Oscar's Frozen Custard

facebook.com/oscarscustard

2362 S. 108th St.

We used to come here for custard a lot when I was a kid, and the place is still busy, especially on weekends in summer. Nothing about the building has changed much, including the yellow booths and the front sunroom area. Grasshopper pie and Oscar's delight are some of my favorite flavors, but any of them are great when you get them in the fresh waffle cones you can see the employees press and roll behind the counter. Burgers are still pretty tasty, and cheaper than other custard spots.
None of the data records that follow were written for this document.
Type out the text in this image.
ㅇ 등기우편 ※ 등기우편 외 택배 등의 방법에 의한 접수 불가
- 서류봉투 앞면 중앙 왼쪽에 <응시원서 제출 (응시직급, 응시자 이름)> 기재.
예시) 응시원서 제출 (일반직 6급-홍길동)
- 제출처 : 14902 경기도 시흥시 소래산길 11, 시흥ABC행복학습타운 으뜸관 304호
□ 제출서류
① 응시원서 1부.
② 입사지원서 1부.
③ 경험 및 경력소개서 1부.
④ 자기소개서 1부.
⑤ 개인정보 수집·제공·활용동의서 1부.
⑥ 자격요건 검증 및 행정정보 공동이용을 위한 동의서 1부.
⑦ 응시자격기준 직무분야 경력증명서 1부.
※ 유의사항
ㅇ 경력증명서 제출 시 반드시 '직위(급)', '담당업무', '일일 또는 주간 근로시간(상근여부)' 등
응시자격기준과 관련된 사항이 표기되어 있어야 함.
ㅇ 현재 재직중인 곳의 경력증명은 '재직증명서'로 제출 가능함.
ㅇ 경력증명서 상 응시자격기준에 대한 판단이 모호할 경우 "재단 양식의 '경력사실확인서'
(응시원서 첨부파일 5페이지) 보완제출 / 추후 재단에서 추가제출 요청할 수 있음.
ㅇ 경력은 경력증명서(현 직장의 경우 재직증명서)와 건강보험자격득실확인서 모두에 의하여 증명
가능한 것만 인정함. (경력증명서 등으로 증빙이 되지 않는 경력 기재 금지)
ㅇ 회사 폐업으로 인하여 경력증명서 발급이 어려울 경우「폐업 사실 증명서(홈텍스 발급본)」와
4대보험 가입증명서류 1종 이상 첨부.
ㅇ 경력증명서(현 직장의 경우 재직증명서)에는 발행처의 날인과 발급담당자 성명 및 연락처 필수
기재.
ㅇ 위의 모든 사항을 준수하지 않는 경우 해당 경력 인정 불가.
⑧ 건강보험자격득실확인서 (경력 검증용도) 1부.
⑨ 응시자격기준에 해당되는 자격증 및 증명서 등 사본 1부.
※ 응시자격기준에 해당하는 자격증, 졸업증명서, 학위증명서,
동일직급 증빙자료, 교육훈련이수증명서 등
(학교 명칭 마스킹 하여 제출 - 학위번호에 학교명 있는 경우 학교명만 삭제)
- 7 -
There are two other Oscar’s locations as well, in Waukesha and Franklin, but it's only this one that will ever feel right to me.

 

Lucky Bakery & BBQ

11078 W. National Ave.

Again, a strip mall in West Allis holds a dining gem. It's pretty much take-out only, with one side of the counter holding hot items and the other side a refrigerated case holding bakery. The menu is brief, but the space is small, so they do just a few things, really well. Roast duck is probably the main attraction, with a deep red skin that you buy whole or by the half. Roast pork belly comes with crispy, crackling skin. Chickens are also available. On the bakery side are savory and sweet pastries and buns, like ones filled with ham and eggs, winter melon or sweet bean paste. On top of the case you'll find dumpling-like translucent crepes with various fillings in takeout containers, complete with dipping sauce.


Grebe's Bakery

facebook.com/Grebesbakery

5132 W. Lincoln Ave.

Grebe's has been around since 1937, and in its current location on Lincoln since 1957. They're best known for their donuts, including apple fritters, cheese pockets, crullers, and of course, paczki. As is Milwaukee tradition, you can get hot ham and fresh rolls on Sundays, when the line snakes around the shop. Most people don't realize, though, that besides making you a deli sandwich, Grebe's also has hot breakfast and lunch specials every weekday. You can get things like grilled ham and cheese, broasted chicken, meatball subs and even tacos on various days of the week. It's just another reason you should stop at Grebe's if you haven't been in lately.